Chandrakant Sompura comes from a family who has been designing temples in India and abroad for several years. Interestingly, it was his grandfather who designed the revived and redone Somnath Mandir in 1949 as it now stands in its full glory on the Gujarat coast.
This Ahmedabad-based family has been into temple architecture and have designed more than 200 temples in India and abroad, including the Akshardham temple complex in Gujarat, the Swaminarayan mandir in Mumbai and the famed Birla Mandir in Kolkata.
According to the Outlook, it is this Birla Mandir in Kolkata that had impressed the Vishwa Hindu Parishad (VHP)'s now late president Ashok Singhal. He had approached the Birla family in Kolkata and sought references on who built it to build the Ram Mandir as he had hoped and striven all his life.
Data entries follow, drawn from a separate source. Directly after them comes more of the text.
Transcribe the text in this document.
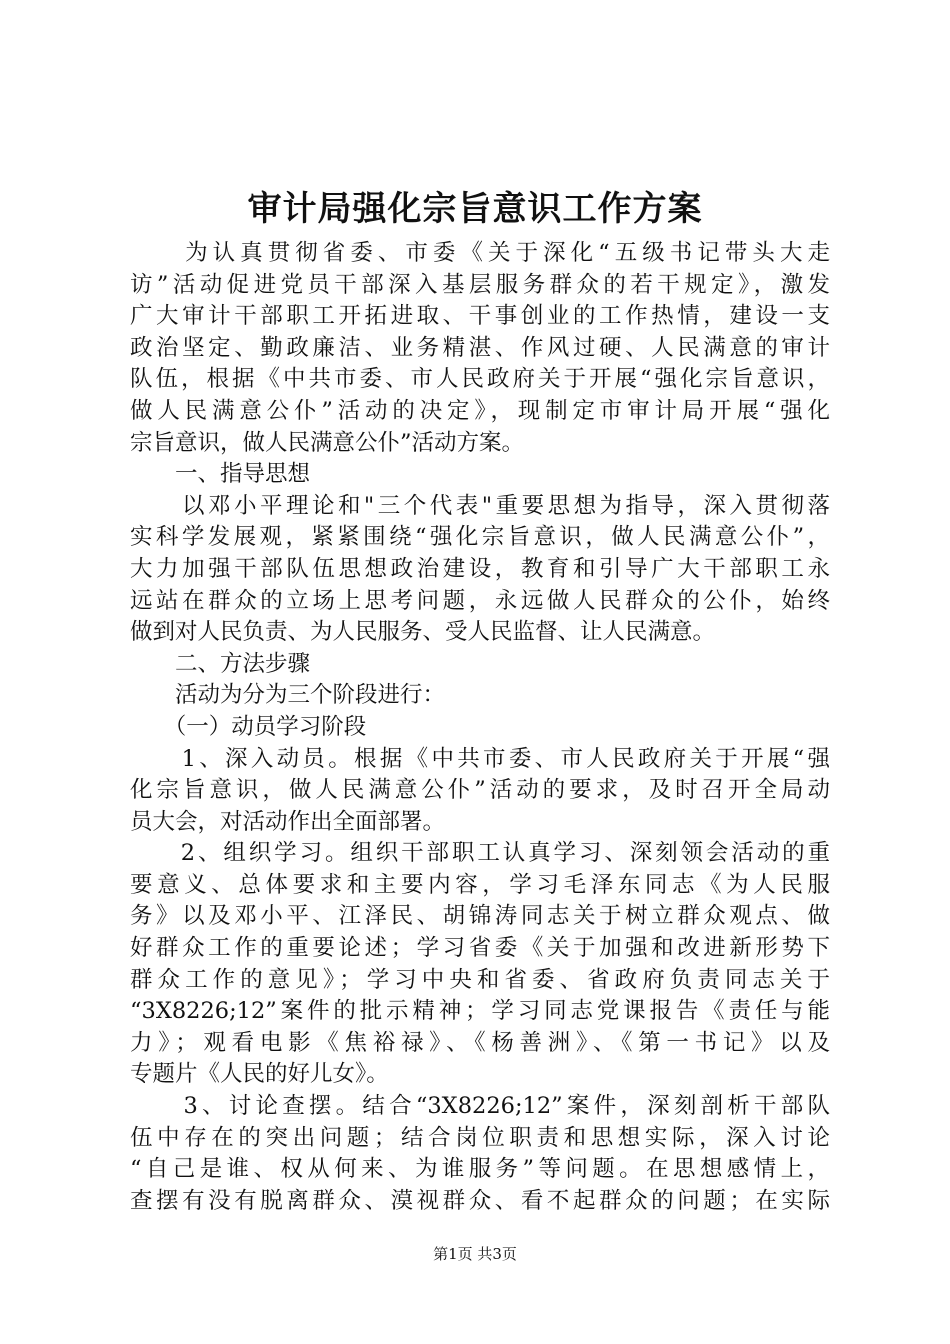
审计局强化宗旨意识工作方案
　　为认真贯彻省委、市委《关于深化“五级书记带头大走
访”活动促进党员干部深入基层服务群众的若干规定》，激发
广大审计干部职工开拓进取、干事创业的工作热情，建设一支
政治坚定、勤政廉洁、业务精湛、作风过硬、人民满意的审计
队伍，根据《中共市委、市人民政府关于开展“强化宗旨意识，
做人民满意公仆”活动的决定》，现制定市审计局开展“强化
宗旨意识，做人民满意公仆”活动方案。
　　一、指导思想
　　以邓小平理论和"三个代表"重要思想为指导，深入贯彻落
实科学发展观，紧紧围绕“强化宗旨意识，做人民满意公仆”，
大力加强干部队伍思想政治建设，教育和引导广大干部职工永
远站在群众的立场上思考问题，永远做人民群众的公仆，始终
做到对人民负责、为人民服务、受人民监督、让人民满意。
　　二、方法步骤
　　活动为分为三个阶段进行：
　　（一）动员学习阶段
　　1、深入动员。根据《中共市委、市人民政府关于开展“强
化宗旨意识，做人民满意公仆”活动的要求，及时召开全局动
员大会，对活动作出全面部署。
　　2、组织学习。组织干部职工认真学习、深刻领会活动的重
要意义、总体要求和主要内容，学习毛泽东同志《为人民服
务》以及邓小平、江泽民、胡锦涛同志关于树立群众观点、做
好群众工作的重要论述；学习省委《关于加强和改进新形势下
群众工作的意见》；学习中央和省委、省政府负责同志关于
“3X8226;12”案件的批示精神；学习同志党课报告《责任与能
力》；观看电影《焦裕禄》、《杨善洲》、《第一书记》以及
专题片《人民的好儿女》。
　　3、讨论查摆。结合“3X8226;12”案件，深刻剖析干部队
伍中存在的突出问题；结合岗位职责和思想实际，深入讨论
“自己是谁、权从何来、为谁服务”等问题。在思想感情上，
查摆有没有脱离群众、漠视群众、看不起群众的问题；在实际
第1页 共3页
Measuring Land Not Easy Task
However, it was not an easy task as the court cases were going on and threats abounded. "We met and discussed the construction of the temple and had to go to Ayodhya to recce the land. With so much security present, I had to disguise myself as a devotee and measure the area with footsteps to make the masterplan," Chandrakant Sompura now recalls when speaking to Outlook magazine.
He made a grand design for the Ram Temple which was later approved by saints during the Allahabad Kumbh in the early 1990s. In 2020, a new design, with some changes from the original, was prepared by the Sompuras as per the Hindu texts the Vastu Shastra and the Shilpa Shastras.
Chandrakant Sompura has been guiding the team from home due to his age and his sons have taken over the day-to-day work involved in the temple construction such as attending the meetings of the Shri Ram Janmabhoomi Teertha Kshetra Trust.
The Sompura sons also told Outlook that Larsen and Toubro who have been assigned the construction work will begin the construction work of the temple and that it has to be completed within three to three-and-half years, as per the agreement.